En ce qui concerne la situation météorologique générale qui régnait ce jour-là, il semble que la région parisienne était bien dégagée ce qui rendait la fin du voyage sûre. Par contre, l'Est de la France devait être recouvert, comme cela arrive souvent à cette période de l'année, d'une épaisse couche de brouillard. Enfin, n’oublions pas l'altitude la colline d’Etobon qui est de 575 mètres.
Connaissant toutes ces données, on imagine le grand trimoteur s'élevant avec peine dans le brouillard givrant, n'arrivant pas à sortir de la couche opaque, ses capacités ascensionnelles disparaissant peu à peu, et pire, les hélices vraisemblablement transformées en « manches de pioche » comme disent les pilotes chevronnés, s'emballant sans entraîner l'avion qui finalement s'écroule dans les arbres...
Dans son roman « Vent de sable », Joseph Kessel relate les derniers instants d'un autre équipage perdu dans la brume nocturne entre Agadir et Casablanca.

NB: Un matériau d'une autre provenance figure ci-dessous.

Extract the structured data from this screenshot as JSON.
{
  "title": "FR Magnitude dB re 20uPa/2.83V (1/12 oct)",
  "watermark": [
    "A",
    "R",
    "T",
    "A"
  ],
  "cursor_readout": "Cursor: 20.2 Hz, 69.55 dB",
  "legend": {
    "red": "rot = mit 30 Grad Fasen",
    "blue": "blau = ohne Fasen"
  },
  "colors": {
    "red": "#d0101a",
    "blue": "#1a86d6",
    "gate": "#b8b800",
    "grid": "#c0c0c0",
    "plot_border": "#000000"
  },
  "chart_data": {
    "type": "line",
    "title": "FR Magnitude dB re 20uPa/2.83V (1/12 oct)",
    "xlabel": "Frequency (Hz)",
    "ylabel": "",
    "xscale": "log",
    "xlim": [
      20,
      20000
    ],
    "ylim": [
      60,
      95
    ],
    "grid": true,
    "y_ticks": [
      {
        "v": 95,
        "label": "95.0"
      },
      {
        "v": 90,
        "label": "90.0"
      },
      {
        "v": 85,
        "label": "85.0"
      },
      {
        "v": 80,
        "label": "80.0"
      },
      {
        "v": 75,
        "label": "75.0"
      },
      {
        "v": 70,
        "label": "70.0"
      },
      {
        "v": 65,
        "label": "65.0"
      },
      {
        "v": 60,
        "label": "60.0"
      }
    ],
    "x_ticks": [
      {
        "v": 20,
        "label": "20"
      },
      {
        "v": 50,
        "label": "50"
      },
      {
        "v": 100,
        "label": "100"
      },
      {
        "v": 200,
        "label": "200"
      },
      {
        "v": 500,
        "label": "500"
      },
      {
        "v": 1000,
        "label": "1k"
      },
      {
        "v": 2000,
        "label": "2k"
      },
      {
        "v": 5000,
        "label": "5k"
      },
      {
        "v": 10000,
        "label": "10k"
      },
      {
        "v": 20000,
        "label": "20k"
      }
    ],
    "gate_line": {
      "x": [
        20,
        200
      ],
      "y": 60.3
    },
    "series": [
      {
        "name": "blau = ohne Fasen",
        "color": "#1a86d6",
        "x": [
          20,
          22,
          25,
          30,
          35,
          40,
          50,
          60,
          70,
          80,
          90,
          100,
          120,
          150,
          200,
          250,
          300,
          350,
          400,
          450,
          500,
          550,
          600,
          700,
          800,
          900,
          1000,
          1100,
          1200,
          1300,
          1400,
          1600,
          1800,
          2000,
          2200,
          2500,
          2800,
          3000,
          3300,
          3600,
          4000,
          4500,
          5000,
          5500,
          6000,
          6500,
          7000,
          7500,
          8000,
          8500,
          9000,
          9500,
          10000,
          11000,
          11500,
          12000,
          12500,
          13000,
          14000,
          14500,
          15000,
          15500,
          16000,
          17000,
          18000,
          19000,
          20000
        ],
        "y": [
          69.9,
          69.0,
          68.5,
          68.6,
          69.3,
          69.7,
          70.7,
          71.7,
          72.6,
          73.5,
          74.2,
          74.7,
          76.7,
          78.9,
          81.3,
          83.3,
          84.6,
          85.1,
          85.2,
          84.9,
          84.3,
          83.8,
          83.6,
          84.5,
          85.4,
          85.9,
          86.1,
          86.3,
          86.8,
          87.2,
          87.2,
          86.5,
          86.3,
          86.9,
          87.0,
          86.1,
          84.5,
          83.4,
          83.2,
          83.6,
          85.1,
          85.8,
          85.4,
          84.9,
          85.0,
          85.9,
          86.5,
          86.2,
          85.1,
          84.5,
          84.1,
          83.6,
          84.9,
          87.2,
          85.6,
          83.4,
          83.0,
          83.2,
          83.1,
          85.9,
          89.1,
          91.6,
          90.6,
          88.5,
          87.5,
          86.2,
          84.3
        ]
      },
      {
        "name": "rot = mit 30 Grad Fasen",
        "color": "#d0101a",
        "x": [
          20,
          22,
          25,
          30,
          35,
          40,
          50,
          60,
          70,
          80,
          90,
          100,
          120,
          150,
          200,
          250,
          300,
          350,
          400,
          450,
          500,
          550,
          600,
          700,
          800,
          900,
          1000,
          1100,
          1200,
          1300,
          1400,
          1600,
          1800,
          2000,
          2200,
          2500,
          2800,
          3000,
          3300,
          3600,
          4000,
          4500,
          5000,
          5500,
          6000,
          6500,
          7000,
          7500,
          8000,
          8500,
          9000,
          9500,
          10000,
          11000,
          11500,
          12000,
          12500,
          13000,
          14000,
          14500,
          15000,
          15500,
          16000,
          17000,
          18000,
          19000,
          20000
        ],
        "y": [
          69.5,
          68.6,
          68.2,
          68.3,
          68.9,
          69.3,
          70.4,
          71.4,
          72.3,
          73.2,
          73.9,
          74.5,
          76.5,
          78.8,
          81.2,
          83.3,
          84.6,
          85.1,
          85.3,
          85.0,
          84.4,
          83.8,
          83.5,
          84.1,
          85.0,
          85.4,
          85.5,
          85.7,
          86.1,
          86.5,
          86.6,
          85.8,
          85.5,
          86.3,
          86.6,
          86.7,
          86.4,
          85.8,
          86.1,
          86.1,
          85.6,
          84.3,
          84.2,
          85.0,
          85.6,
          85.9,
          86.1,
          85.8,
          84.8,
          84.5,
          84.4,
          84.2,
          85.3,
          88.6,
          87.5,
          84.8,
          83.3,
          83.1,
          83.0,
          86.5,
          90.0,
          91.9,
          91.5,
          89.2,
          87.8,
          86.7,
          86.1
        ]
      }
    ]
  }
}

Dans l'accident du 31 octobre 1933, ce sont deux occupants de la cabine qui furent tués : le radio Camille Suply et un passager le docteur Werner Spoeri (pharmacien à Einsideln en Suisse écrit Michel Bregnard).

  «  Le 31 octobre 1933, un fort brouillard enveloppait tout depuis le matin. Il était 10 h 15, on entend un avion. Il était très bas à en juger par le bruit des moteurs. Ce bruit a semblé anormal. L’avion se dirigeait contre le château. Un sentiment d’angoisse saisit plusieurs personnes : ‟ Il va toucher le château ».” A peine cette pensée formulée qu’un craquement épouvantable retentit : Ca y est. Vite, on court. Au sommet du château, juste où était l’entrée du fossé, on voit dans le brouillard une aile sur deux hêtres, puis une dizaine d’arbres fauchés, coupés au milieu, déracinés. On avance et on découvre le corps du docteur suisse sous un vêtement et l’aile gauche de l’avion qui est tombé à droite. On voit un groupe de personnes qui entourent le pilote blessé. Il vient de revenir à lui. Il a une cuisse cassée. Un peu plus loin est le corps du radio. Quatre chamois sont parmi les débris. »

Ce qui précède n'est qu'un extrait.